Perché piangi, Rosalia?

È nata a Bagheria ma nei suoi occhi non c’è il mare, ha vissuto quasi sempre fra mura di casa o di fabbrica. Suo padre era cestaio, lo dice con orgoglio, fabbricava ceste per le arance, la materia prima erano le canne che crescono nei terreni umidi lungo la costa. Ultima di otto figli, ha cominciato a lavorare fin da piccola spazzolando arance, “le mani mi facevano male”. Perché quando si colgono dagli alberi le arance non sono belle come appaiono sui banchi del mercato, per la maggior parte sono ricoperte di macchie scure. Siccome la famiglia era numerosa, a sette anni viene affidata a una zia senza figli per essere adottata. Dopo qualche mese arriva il padre per formalizzare l’atto, lei non vorrebbe perché ha nostalgia della sua mamma vera, ma deve obbedire. Da quel momento si diradano le visite dei genitori. La zia la tratta abbastanza bene, il padre adottivo è “istruito”, ma siccome la bambina ha difficoltà nell’imparare a leggere e scrivere, viene tolta dalla scuola e avviata al lavoro di cucito. Rimarrà estranea per tutta la vita al mondo dei libri e dei giornali, per tutta la vita escogiterà modi ingegnosi perché nessuno si accorga che sa a malapena tracciare la firma. Rosalia, raccontaci: com’era la festa della Santa a Palermo? Non l’ho mai vista. Solo una volta lo zio mi ha portata al santuario sul monte, per un sentiero lungo e in salita, lui aveva il fucile a tracolla, non si sa mai.

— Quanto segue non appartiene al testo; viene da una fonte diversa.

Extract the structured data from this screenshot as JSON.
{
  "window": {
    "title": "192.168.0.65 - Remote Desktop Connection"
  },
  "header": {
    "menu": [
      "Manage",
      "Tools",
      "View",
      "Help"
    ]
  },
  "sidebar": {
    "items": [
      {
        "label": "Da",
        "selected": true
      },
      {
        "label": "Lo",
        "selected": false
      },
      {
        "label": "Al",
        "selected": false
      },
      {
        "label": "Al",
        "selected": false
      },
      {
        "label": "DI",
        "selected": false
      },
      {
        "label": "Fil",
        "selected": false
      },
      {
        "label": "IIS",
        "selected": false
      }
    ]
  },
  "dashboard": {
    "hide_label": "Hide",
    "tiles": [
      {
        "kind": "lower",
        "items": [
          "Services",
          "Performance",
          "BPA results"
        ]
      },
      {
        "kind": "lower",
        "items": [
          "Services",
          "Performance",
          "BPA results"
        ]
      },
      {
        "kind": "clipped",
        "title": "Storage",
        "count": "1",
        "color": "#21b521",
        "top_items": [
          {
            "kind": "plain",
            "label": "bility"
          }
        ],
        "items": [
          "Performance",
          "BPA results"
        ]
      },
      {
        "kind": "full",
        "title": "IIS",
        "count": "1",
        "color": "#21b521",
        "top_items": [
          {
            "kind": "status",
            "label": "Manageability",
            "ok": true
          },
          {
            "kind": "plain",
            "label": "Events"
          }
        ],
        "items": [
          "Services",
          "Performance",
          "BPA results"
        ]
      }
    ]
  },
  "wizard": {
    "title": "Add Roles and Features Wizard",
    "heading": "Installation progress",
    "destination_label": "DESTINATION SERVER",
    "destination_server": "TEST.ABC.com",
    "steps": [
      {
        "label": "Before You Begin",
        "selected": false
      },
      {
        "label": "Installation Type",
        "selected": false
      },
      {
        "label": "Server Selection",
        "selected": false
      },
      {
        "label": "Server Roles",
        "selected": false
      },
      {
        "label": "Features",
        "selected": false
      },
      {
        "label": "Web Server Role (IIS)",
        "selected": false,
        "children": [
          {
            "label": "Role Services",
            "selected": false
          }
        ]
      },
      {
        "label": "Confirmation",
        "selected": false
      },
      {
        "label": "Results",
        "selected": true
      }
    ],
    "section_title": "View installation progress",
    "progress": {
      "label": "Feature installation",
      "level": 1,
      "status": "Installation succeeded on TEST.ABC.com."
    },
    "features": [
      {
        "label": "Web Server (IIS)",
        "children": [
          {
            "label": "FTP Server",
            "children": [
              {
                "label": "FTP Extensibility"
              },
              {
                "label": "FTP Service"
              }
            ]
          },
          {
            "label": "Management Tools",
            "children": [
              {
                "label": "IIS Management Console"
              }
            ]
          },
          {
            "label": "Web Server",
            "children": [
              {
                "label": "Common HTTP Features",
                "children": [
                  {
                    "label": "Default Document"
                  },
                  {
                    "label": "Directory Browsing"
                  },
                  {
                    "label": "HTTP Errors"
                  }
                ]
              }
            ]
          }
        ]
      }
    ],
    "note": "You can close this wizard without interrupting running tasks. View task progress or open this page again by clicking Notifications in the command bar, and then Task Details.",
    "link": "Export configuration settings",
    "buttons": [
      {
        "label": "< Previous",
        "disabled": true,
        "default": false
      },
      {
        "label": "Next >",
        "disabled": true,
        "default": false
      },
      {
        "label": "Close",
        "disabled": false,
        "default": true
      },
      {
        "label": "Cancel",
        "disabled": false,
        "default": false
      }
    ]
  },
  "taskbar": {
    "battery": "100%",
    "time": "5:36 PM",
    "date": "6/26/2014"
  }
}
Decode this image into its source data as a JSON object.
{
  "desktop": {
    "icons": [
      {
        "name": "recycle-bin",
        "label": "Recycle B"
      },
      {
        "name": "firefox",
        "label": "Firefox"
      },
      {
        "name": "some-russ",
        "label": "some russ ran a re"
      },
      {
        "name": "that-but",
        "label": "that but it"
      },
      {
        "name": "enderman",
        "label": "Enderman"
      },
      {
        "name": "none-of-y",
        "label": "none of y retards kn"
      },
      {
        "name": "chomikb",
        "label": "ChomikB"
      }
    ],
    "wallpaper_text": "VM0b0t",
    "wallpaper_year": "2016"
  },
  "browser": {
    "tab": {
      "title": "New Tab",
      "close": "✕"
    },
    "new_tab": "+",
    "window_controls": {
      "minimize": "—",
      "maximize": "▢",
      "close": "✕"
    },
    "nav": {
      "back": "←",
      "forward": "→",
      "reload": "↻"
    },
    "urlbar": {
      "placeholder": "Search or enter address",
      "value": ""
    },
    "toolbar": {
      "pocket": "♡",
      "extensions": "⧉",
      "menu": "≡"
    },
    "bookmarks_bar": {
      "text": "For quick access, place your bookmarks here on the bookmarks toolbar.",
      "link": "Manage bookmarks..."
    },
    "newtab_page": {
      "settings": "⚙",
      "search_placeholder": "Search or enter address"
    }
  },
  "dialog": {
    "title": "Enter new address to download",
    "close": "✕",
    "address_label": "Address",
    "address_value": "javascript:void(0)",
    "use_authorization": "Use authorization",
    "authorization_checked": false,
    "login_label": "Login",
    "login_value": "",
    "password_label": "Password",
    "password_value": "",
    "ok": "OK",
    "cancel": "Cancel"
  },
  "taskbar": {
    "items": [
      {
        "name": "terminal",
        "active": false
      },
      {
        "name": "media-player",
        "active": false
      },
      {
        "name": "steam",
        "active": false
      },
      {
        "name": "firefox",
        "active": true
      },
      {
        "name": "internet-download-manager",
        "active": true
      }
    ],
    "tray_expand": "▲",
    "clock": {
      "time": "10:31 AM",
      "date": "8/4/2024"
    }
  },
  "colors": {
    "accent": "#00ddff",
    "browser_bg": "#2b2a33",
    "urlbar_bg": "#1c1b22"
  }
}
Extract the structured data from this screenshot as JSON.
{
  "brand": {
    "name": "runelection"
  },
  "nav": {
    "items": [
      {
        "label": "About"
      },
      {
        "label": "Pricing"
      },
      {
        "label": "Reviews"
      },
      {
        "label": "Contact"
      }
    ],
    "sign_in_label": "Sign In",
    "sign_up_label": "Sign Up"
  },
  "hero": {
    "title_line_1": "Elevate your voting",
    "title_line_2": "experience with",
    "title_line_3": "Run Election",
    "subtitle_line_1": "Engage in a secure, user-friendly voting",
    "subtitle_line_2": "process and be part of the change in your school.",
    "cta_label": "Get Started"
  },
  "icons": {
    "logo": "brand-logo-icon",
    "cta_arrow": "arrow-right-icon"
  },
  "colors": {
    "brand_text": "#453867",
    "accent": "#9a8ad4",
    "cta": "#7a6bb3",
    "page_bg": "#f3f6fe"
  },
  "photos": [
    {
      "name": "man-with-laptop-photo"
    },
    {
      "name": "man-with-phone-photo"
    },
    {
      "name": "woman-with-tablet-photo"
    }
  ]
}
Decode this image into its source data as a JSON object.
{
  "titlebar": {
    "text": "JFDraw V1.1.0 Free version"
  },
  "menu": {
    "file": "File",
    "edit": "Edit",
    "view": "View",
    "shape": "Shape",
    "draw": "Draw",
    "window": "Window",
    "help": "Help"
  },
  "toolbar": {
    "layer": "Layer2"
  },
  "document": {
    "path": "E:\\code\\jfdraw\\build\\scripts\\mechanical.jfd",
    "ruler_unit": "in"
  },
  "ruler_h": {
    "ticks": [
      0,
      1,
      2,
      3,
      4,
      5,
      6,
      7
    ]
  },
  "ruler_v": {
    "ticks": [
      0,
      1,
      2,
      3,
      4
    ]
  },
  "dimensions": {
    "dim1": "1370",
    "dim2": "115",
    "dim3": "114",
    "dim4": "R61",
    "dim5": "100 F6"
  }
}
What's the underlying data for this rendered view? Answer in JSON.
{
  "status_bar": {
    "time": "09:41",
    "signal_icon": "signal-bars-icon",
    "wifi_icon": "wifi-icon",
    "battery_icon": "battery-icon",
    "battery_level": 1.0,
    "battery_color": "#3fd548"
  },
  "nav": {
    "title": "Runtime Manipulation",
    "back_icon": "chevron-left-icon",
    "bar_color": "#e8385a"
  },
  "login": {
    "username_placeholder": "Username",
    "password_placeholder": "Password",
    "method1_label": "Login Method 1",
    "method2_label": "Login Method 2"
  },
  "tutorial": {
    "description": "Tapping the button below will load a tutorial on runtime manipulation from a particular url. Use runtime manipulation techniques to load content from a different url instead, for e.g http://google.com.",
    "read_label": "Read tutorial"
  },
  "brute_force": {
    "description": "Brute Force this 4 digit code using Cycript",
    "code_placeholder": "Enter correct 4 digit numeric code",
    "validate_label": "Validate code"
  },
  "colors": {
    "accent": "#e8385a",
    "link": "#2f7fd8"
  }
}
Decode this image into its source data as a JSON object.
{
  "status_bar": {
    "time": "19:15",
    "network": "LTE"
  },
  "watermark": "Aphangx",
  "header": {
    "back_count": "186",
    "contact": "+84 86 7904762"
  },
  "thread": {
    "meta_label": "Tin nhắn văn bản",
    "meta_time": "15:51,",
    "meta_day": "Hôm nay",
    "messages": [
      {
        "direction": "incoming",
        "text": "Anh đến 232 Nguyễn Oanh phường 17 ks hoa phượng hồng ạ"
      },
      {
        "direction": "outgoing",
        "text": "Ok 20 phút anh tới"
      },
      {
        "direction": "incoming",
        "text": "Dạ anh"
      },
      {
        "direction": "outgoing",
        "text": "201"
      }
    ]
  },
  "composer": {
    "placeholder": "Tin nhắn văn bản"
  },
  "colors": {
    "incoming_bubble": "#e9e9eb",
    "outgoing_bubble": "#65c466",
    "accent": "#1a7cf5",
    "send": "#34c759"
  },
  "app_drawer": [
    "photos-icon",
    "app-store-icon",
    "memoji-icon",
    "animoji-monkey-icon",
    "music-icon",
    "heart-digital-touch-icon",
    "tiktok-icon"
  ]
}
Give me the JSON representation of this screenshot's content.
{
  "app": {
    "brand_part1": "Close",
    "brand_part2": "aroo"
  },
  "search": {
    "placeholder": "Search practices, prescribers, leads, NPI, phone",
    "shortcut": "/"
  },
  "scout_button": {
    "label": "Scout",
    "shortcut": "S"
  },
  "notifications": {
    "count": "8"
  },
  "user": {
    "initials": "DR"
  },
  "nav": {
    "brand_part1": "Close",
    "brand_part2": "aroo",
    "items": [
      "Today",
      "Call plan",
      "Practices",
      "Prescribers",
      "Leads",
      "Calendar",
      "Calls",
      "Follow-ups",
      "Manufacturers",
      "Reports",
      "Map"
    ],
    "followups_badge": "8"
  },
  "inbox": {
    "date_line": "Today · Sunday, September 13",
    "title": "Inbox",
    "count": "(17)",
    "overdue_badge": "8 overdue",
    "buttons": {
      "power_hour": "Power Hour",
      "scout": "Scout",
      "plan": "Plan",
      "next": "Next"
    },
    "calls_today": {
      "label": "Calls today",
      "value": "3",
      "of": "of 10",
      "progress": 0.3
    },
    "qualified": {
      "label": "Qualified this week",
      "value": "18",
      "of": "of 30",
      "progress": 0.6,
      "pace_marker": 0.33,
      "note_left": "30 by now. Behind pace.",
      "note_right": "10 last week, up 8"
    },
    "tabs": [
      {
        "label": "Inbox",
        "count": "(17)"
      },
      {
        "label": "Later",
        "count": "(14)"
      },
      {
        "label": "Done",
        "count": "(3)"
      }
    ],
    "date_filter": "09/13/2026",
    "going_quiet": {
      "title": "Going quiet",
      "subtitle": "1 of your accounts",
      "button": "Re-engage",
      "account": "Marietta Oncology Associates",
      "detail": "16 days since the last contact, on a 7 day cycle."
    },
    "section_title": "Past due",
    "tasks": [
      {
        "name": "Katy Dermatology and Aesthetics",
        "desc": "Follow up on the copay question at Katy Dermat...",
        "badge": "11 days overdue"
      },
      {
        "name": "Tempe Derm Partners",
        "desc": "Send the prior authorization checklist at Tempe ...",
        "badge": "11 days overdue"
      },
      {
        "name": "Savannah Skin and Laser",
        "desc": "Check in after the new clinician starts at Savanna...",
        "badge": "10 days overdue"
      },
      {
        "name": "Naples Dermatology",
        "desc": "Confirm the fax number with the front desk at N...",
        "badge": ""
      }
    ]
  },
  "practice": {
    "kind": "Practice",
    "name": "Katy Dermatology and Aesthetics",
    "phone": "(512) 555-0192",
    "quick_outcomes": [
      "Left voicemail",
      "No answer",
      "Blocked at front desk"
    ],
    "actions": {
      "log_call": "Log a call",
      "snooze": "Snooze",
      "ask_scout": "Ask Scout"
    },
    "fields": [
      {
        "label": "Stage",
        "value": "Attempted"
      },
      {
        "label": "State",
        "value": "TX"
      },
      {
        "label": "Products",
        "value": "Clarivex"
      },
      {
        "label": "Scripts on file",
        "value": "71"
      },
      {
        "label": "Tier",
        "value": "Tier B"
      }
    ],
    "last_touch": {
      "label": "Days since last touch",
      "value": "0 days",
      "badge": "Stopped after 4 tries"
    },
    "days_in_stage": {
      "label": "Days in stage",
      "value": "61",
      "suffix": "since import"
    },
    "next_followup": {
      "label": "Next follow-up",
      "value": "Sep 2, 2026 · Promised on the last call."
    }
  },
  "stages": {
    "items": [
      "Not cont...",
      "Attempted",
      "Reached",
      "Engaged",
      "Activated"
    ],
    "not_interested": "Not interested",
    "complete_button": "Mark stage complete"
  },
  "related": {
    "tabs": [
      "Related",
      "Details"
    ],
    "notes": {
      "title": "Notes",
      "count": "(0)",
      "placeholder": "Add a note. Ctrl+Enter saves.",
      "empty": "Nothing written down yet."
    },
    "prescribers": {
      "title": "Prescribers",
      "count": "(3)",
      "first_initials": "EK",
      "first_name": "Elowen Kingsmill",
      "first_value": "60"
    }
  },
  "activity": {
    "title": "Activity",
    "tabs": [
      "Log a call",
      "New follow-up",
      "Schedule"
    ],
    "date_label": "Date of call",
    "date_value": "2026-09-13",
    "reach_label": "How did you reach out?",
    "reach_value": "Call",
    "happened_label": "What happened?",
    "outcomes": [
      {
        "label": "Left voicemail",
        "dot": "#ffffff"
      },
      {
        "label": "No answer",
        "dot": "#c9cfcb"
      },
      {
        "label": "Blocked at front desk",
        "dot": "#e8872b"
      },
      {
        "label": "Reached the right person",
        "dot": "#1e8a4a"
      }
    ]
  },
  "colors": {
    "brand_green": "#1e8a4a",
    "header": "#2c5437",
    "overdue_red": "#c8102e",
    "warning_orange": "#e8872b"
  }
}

A vent’anni lascia la Sicilia e arriva in Svizzera dove si era già stabilito un fratello maggiore, operaio in una ditta oltre Gottardo. Si ferma in Ticino ed è assunta in una fabbrica di vestiti come sarta da uomo, a cucire pantaloni. Da questa professione le deriva un certo gusto nel vestire, una certa finezza nell’accostare i colori. “Le altre ragazze avevano tutte degli appuntamenti, a me invece mai nessuno ha dato un appuntamento”. Sempre alla macchina da cucire passano gli anni, arriva il momento di andare in pensione. Per risparmiare divide l’appartamento con un altro pensionato, ciascuno cucina per sé, “lui metteva troppo pepe su tutto”. È colpita da un tumore alla mascella, deve sottoporsi a un intervento chirurgico che le lascia una cicatrice sulla guancia. Trascorre la convalescenza, un mese, in una casa di cura. Lì si dà da fare, aiuta un po’ tutti, le vogliono bene, le propongono di rimanere. “No, non posso lasciare solo l’uomo che vive con me, non voglio mancare di parola come quel furfante di Garibaldi”: è rimasta felicemente impermeabile alla retorica risorgimentale.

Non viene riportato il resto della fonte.